Seçimler bitti, ittifakın kaderi ne olacak?
Önümüzdeki süreçte demokrasi ittifakını seçim ve siyasi parti endeksli olmaktan çıkararak, toplumsal kesimler, ekolojik-sınıfsal direniş odakları gibi daha tabandan örgütleyerek öreceğiz. Dolayısıyla demokratik ittifak açısından yeni dönemin kilit kavramları seçim ve siyasi partiler değil, toplum ve direnişler olacak.
HDP ile Selahattin Demirtaş karşı karşıya getirilmek isteniyor. Bununla ne amaçlanıyor?
Bir zamanlar “şahin-güvercin” gibi suni bir ikilik üzerinden karşıtlaştırılmaya çalışılan Kürt hareketi, bu defa Demirtaş-HDP karşıtlığı varmış gibi bir söylem üretilerek pek çok anlamda “kullanışlı” bir yıpratma-sindirme-parçalama oyunuyla karşı karşıyadır. HDP’nin suskun olduğunu, konforlu bir alanda Ankara siyaseti yaptığını iddia edenlerin iyi niyetli olduğunu kim iddia edebilir? Eksiklik ve yetmezliklerimiz olduğunu, bu konuda bir özeleştiri süreci başlattığımızı belirtmişken, muhalif gibi görünen bir kesimin ısrarla sistemin diliyle HDP ile Demirtaş’ı karşı karşıya getirme uğraşı boşunadır, nafiledir.
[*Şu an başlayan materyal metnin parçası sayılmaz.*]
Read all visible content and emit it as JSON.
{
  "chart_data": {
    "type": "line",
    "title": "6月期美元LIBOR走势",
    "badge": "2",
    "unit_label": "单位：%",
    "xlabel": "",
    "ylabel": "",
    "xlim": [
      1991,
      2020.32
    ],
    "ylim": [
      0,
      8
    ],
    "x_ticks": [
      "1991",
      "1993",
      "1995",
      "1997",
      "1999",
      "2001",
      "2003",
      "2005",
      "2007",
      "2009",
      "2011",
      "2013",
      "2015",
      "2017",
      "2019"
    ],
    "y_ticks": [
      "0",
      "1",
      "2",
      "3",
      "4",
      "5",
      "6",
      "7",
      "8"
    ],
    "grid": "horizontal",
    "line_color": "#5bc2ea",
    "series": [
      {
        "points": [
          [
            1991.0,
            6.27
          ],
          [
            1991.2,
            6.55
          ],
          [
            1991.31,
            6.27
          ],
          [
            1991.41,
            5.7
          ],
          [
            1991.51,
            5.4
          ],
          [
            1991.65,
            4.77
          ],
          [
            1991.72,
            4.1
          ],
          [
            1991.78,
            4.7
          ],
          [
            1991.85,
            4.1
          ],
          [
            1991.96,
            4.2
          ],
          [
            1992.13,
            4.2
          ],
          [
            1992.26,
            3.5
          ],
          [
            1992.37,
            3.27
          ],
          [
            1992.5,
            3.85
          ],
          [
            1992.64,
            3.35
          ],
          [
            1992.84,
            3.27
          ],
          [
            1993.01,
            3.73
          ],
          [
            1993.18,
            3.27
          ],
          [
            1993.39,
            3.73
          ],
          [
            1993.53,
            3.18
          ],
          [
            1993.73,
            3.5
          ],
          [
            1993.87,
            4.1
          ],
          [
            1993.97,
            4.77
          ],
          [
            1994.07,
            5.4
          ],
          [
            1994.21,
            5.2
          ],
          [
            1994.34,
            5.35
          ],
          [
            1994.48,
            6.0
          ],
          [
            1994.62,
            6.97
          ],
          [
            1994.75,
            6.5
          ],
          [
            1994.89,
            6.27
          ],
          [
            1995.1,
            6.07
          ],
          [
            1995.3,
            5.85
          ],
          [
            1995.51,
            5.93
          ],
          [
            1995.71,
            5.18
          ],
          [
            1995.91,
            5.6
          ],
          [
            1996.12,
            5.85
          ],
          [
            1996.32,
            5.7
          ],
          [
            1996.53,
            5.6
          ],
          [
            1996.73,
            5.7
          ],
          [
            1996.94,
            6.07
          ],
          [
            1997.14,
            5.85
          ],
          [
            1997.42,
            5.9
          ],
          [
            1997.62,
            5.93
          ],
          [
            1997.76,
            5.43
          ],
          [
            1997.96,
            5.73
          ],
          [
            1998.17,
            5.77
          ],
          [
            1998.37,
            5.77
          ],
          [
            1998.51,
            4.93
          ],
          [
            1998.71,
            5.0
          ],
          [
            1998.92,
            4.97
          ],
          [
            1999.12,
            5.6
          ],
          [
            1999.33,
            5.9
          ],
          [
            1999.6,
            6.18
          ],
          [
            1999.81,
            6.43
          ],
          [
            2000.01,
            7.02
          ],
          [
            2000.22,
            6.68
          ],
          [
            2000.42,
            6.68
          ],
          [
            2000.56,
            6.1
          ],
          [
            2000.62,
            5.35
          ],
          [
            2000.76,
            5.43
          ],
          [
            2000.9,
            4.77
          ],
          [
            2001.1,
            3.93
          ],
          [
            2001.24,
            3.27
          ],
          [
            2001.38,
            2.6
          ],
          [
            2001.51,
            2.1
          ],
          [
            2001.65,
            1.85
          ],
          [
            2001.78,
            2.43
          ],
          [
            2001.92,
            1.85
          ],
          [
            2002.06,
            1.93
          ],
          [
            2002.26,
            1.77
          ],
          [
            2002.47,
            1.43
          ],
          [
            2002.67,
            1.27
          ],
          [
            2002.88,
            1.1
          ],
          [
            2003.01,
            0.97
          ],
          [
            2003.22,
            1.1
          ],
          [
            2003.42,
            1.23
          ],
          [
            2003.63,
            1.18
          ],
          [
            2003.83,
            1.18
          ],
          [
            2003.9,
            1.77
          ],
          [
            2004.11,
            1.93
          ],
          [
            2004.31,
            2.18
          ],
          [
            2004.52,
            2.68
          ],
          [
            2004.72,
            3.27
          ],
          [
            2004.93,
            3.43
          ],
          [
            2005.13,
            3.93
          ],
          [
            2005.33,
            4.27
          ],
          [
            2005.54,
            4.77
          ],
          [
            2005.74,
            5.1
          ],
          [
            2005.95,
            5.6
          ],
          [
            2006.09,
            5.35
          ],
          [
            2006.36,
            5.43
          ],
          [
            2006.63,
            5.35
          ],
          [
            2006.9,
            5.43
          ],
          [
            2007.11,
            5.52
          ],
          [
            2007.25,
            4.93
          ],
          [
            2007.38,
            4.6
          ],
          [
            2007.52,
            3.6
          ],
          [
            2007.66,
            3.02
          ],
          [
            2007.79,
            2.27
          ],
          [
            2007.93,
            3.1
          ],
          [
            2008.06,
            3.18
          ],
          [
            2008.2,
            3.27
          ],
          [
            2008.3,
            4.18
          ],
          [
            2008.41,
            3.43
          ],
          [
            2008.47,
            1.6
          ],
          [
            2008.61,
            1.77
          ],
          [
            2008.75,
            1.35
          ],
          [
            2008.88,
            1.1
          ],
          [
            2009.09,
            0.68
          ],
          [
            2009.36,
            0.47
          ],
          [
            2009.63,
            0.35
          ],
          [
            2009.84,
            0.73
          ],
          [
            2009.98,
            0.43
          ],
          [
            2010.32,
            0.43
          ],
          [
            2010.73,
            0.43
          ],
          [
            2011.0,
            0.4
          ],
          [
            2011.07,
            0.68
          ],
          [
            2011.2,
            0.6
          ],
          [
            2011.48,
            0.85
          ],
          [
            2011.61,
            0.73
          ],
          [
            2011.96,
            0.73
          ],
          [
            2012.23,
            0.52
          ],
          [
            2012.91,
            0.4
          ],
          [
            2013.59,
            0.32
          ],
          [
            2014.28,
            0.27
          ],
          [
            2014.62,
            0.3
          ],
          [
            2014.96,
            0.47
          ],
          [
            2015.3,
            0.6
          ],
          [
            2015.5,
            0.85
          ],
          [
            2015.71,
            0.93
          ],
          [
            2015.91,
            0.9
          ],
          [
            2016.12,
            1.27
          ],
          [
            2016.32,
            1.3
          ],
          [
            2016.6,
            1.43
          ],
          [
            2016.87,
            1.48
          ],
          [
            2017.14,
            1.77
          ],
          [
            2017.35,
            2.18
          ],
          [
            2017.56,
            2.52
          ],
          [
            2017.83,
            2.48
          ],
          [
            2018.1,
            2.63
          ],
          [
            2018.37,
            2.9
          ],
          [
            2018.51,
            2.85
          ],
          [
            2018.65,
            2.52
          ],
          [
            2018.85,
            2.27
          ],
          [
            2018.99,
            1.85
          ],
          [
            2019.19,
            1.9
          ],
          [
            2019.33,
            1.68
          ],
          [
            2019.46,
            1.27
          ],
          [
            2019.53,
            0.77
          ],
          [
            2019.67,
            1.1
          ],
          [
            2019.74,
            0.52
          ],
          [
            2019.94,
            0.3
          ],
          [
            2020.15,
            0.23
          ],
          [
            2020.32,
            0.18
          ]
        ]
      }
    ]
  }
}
Selahattin Demirtaş bizim arkadaşımızdır, onunla hukukumuzu sorgulamak, bu niyetini açık eden kişilerin haddi değildir. Şimdi Kürtlerin haklarına, eşitlik ve adalet taleplerine, en önemlisi Kürt çocuklarının yaşama hakkına bunca değer veren, önemseyen muhalifleri Gever’de öldürülen 5 yaşındaki Erdem Aşkan’ı konuşmaya davet ediyorum.
Partiniz bir özeleştiri sürecine girdiğini açıkladı? Toplantılarınız nasıl geçiyor? Bu sürecin sonunda bir değişim olacak mı?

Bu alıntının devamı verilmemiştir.